Thankfully, the attack left only black eyes and bloodied faces. It was in Karagümrük, a tough neighbourhood in Istanbul’s old city, once known for mafia types and Turks on the hard right. But, as Suzy Hansen explains, it had been transformed by an influx of Syrian refugees – until the locals apparently decided they’d had enough, and came for them with sticks, baseball bats and knives for carving doner kebab.

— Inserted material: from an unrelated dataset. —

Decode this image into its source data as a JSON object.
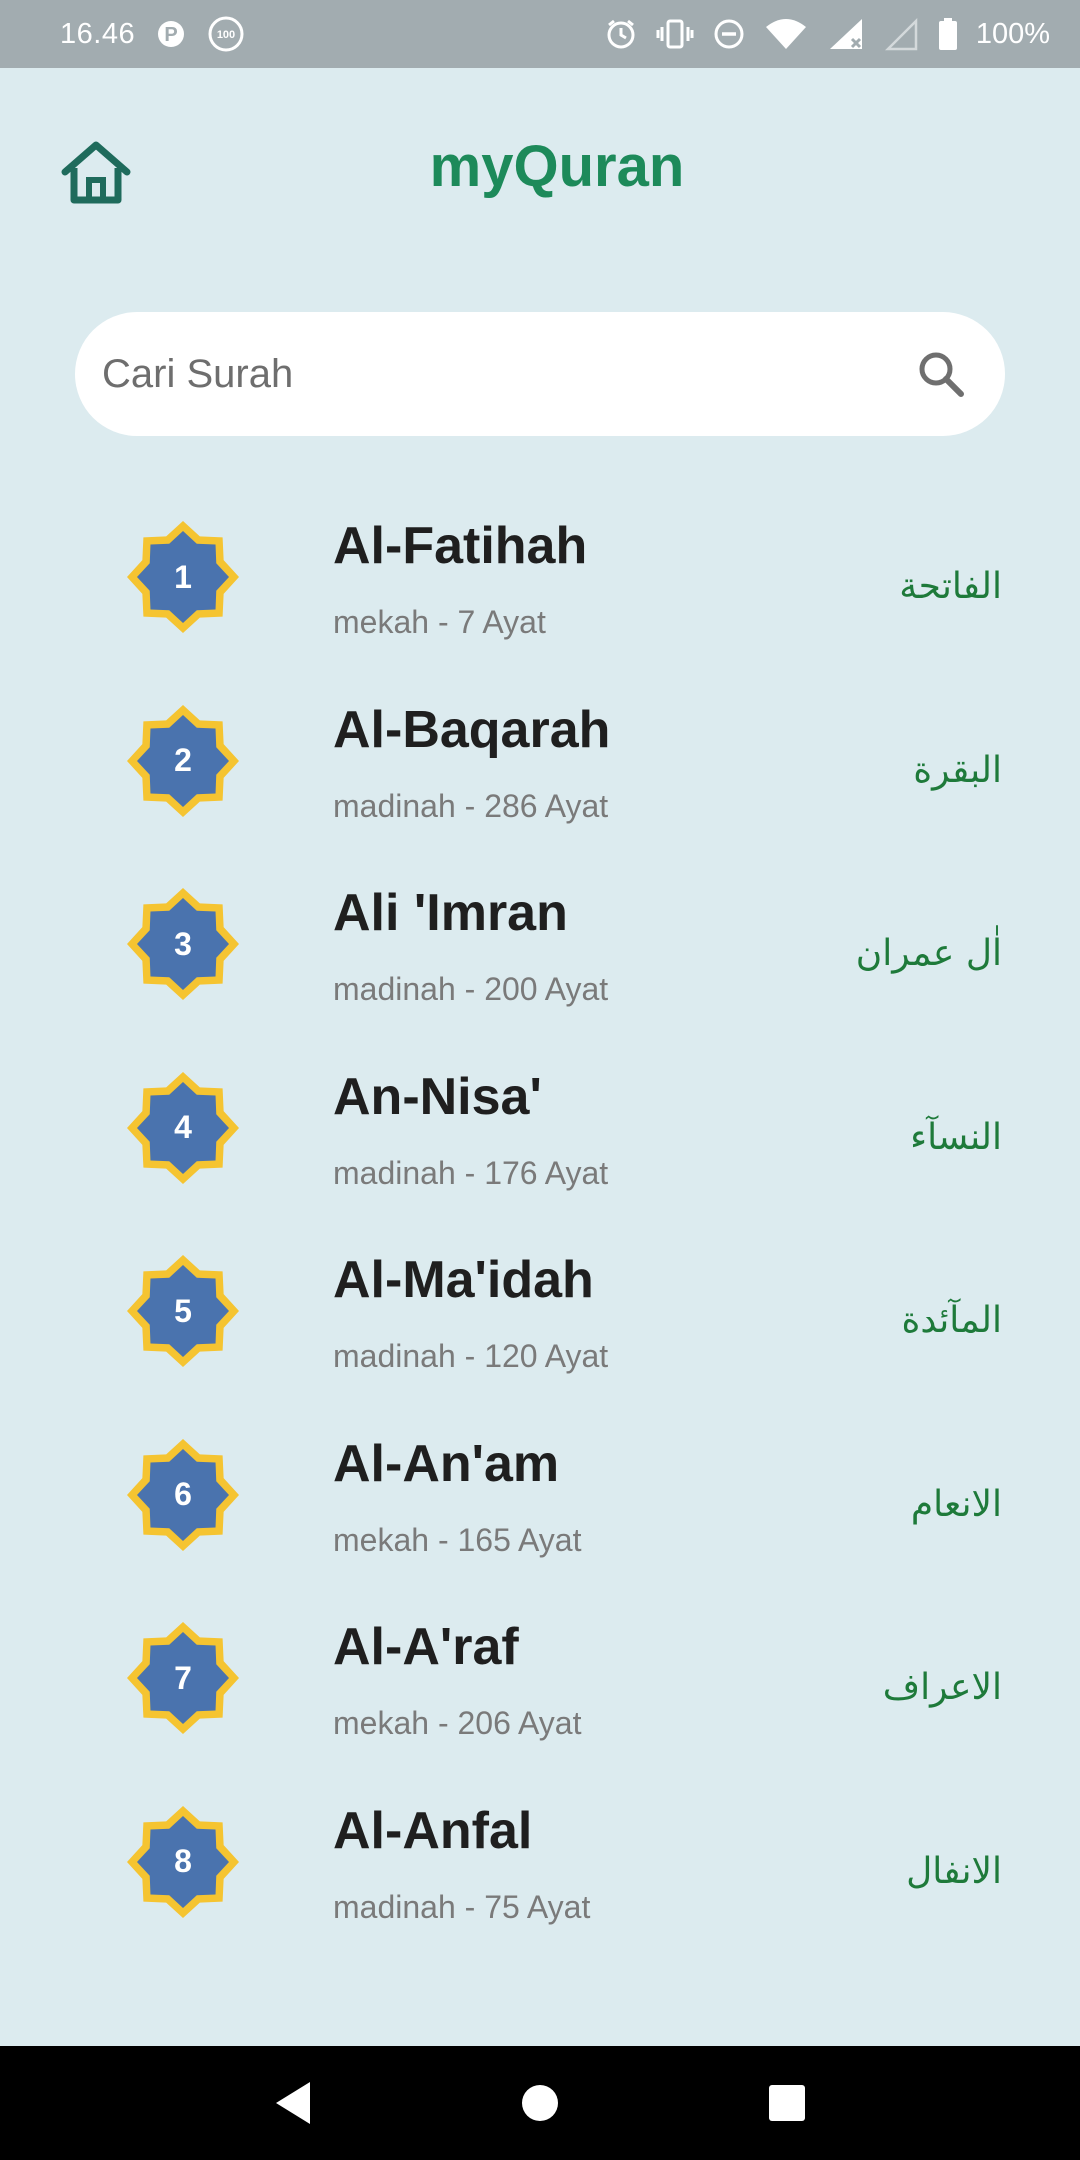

So begins From Life Itself, in which Hansen traces a story that illuminates a politics of mass migration and nationalist backlash that has resonances far beyond Turkey. It is a more ambitious book than that, too. An American who lived in Istanbul and visited Karagümrük for more than a decade – during which Turkey’s enfeebled democracy came under ever more sustained assault – she hoped to convey “how ordinary people experience authoritarianism in the 21st century – how our era feels”.

The first third nonetheless outlines a more or less conventional history of Turkey: from the grand modernising, secularising programmes of its early years to the emergence of Recep Tayyip Erdoğan nearly a century later, his rule in so many ways a repudiation of the country’s founding project.

As the work of a journalist well acquainted with her adopted country, From Life Itself is lovingly written and well observed. Hansen has a good eye, for example, for Istanbul’s light, its “pink and gold splendour”. She is alert to aspects of its history that can go underappreciated: not least the central role of internal migration, of peasants arriving to the city “laden with bags of yoghurt or tomatoes from their village”, and the construction boom that followed in their wake.

Where the book really comes alive is when that history catches up to Hansen’s own time in Turkey, and particularly her reporting on Karagümrük and its characters: Hüseyin, the Erdoğan-sympathising market owner; İsmail, the veteran district head, nostalgic for a lost Istanbul; Ebru, an estate agent determined to improve the neighbourhood; Tarik, a young Syrian learning the rules of the street the hard way.

Hansen is right to point out that, for all Europe’s angst about refugees over the last decade or so, no country has taken in more people than Turkey, which has absorbed three million Syrians since the outbreak of its neighbour’s civil war. In Karagümrük, once a bastion of Turkish nationalism, street signs start to appear in Arabic script. Yet this was not just a story of tension and resentment. Hüseyin helped newcomers to fill out forms and understand bills. President Erdoğan, at least initially, spoke of welcoming Syrians as part of a wider Muslim family.

But there were ugly attitudes and incidents, and Hansen brilliantly captures the little ways in which local prejudices begin to manifest: the complaints that Syrians smell of cooking oil; that they walk down the street all wrong; that they are a threat to Turkish women. Here it feels the book really gets into the grit of Karagümrük and the nativist politics recognisable far outside it.

Sometimes the focus blurs: in documenting the hollowing out of Turkey’s independent institutions – and building on her previous reporting – Hansen takes us to a university faculty in Ankara, a prospective canal project in Istanbul, and shadows a dissident architect working in the wake of the country’s devastating 2023 earthquake. All are important stories, but they touch less on daily life in Karagümrük.

But perhaps this points to a disconcerting truth: that the breadth of Erdoğan’s assault is so bewildering – from the courts, to higher education, to the digital world – that it is impossible to grasp its extent in just one place. And that democracy can be picked apart and, like the characters in Karagümrük, most people just keep their heads down and carry on.